Life is attitude. Things are good. It's weird being single.

Saturday, June 6, 2015

Bye Bye Dairy Queen

The first time I went through this Dairy Queen drive through in Portland, I drove away after 15 minutes of being at the end of the line and not a single car moving. But I like their food, and everyone has a bad day, right?

Today was the second time I went through that Dairy Queen drive through, figuring I would give them another chance, especially with it being such a hot day, and I know they sell iced coffee.

I chose ... poorly.

It was 15 minutes before the first car moved, right as I was about to drive away again. The car in front drove away without any food. After about another 10 minutes I was able to order. Again, I almost left but the two cars in front of me moved at a decent clip.

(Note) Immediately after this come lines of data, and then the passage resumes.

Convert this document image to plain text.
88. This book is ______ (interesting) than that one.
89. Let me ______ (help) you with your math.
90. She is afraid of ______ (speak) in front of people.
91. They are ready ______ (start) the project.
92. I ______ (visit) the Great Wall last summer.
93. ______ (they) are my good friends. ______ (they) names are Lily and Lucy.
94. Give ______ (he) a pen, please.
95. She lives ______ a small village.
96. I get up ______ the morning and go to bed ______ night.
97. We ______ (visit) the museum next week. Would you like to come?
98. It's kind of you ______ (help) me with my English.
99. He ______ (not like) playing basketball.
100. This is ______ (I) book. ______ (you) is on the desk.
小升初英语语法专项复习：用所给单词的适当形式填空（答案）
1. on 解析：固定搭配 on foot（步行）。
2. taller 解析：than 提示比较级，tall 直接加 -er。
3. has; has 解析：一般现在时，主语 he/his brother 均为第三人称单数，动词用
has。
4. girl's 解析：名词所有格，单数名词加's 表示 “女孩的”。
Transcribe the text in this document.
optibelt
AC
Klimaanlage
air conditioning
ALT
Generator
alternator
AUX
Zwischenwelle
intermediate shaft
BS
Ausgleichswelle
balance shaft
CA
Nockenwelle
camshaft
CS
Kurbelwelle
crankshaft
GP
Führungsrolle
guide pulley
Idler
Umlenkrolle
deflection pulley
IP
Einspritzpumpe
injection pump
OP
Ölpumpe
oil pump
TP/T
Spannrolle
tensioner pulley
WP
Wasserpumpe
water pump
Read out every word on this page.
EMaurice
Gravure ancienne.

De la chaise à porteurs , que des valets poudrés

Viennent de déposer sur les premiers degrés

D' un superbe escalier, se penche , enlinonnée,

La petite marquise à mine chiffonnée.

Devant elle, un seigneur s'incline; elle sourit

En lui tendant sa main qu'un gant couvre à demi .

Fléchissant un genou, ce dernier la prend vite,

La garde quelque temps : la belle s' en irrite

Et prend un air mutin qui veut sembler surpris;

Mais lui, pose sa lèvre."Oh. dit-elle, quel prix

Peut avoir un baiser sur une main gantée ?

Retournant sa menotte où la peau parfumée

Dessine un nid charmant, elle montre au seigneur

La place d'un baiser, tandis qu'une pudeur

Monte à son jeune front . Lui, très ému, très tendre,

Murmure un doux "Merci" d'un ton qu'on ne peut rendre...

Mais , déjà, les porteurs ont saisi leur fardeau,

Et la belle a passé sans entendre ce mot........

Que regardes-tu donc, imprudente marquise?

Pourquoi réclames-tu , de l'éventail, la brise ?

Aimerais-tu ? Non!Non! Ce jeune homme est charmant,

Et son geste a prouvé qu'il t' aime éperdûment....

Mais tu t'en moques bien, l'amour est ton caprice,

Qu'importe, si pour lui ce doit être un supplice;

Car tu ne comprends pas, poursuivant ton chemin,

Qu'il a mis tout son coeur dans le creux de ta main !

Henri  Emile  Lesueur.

I was finally at the window, yay! I look inside the window and there's 4 employees standing around looking bored. At this point the line extends all the way around the building and out into the street.

When they came to the window I was going to ask how much longer my food was going to be. The girl came to the window and put her hand on it. I opened my wallet and took a twenty out. Then she walked away without opening the window, and I put the money back.

Another couple times of coming to the window, almost opening it and walking away, and I made hand waving motions. Nothing. Then my "Hello?" wave turned into a "bye bye" wave and I shouted "bye bye" and drove away.

As I was driving away, the window opened and one of the girls gave me a look of puzzlement that almost made the > 30 minutes I spent in the drive through worth the time. The doggies were happy because I went to Carl's and got fries with my meal, and the doggies each got a french fry. The line at Dutch Bros next store was long, but I was in and out with my iced mocha in about 5 minutes flat.

Bye bye, Dairy Queen. You have decent food, but I'm never coming back.

Wednesday, June 3, 2015

Clipping The Claws Of Chihuahuas

Years ago, my Corgi, Dancer, would hide if she heard the word 'clip' or 'clippy' or 'claws.' She was very smart. She also seemed to be psychic about even having the clippers in my pocket. It was rare that I could even get close to her when I had them on me.

Now Spot has that same talent that Dancer had. The missus and I just used to have me pick up all the Chihuahuas while she powered through the process like we did with the Corgis doesn't work very good now that I'm single and it's just me.

So I've been figuring out some tricks that let me clip their claws without requiring two people or paying a vet to do it.

1. Small Scissors


I got a much smaller, less intimidating pair of clipping scissors which I keep on the desk in front of me where I can casually pick up if a dog is in my lap. They seem to be much less scary than the bigger clippers we always used.

2. Always At Hand


Keeping them always on the desk in front of me not only makes it easier to casually pick them up and casually clip a claw on the nearest dog I see, it also makes them less scary for some reason. There's no production about taking them out of the drawer which used to make Dancer apprehensive and does the same for spot.

2. Extra Treats


We had some success with giving them treats for being good during the clipping process, but not much success. I've done much better on my own by not only passing out treats, but making it clear that more co-operation means more treats for each dog. They're not stupid. Ratcheting up the treats even more made them focus much better.

3. Here and There


We used to do all the dogs at once. I tried doing all 4 dogs in the same sitting by myself and it was mayhem. Then I would do one dog a day and that was a little better. Now I am much more opportunistic about it.

What I do now is most of the time I play with all the doggies' feet just to keep them used to the stimulus. This is an old trick but it's important to keep up with.

Then once in a while I will casually pick up the scissors and clip a claw or 4 on the dog currently in my lap. If I'm slow enough and casual enough, I've done a whole paw on spot before she starts getting apprehensive.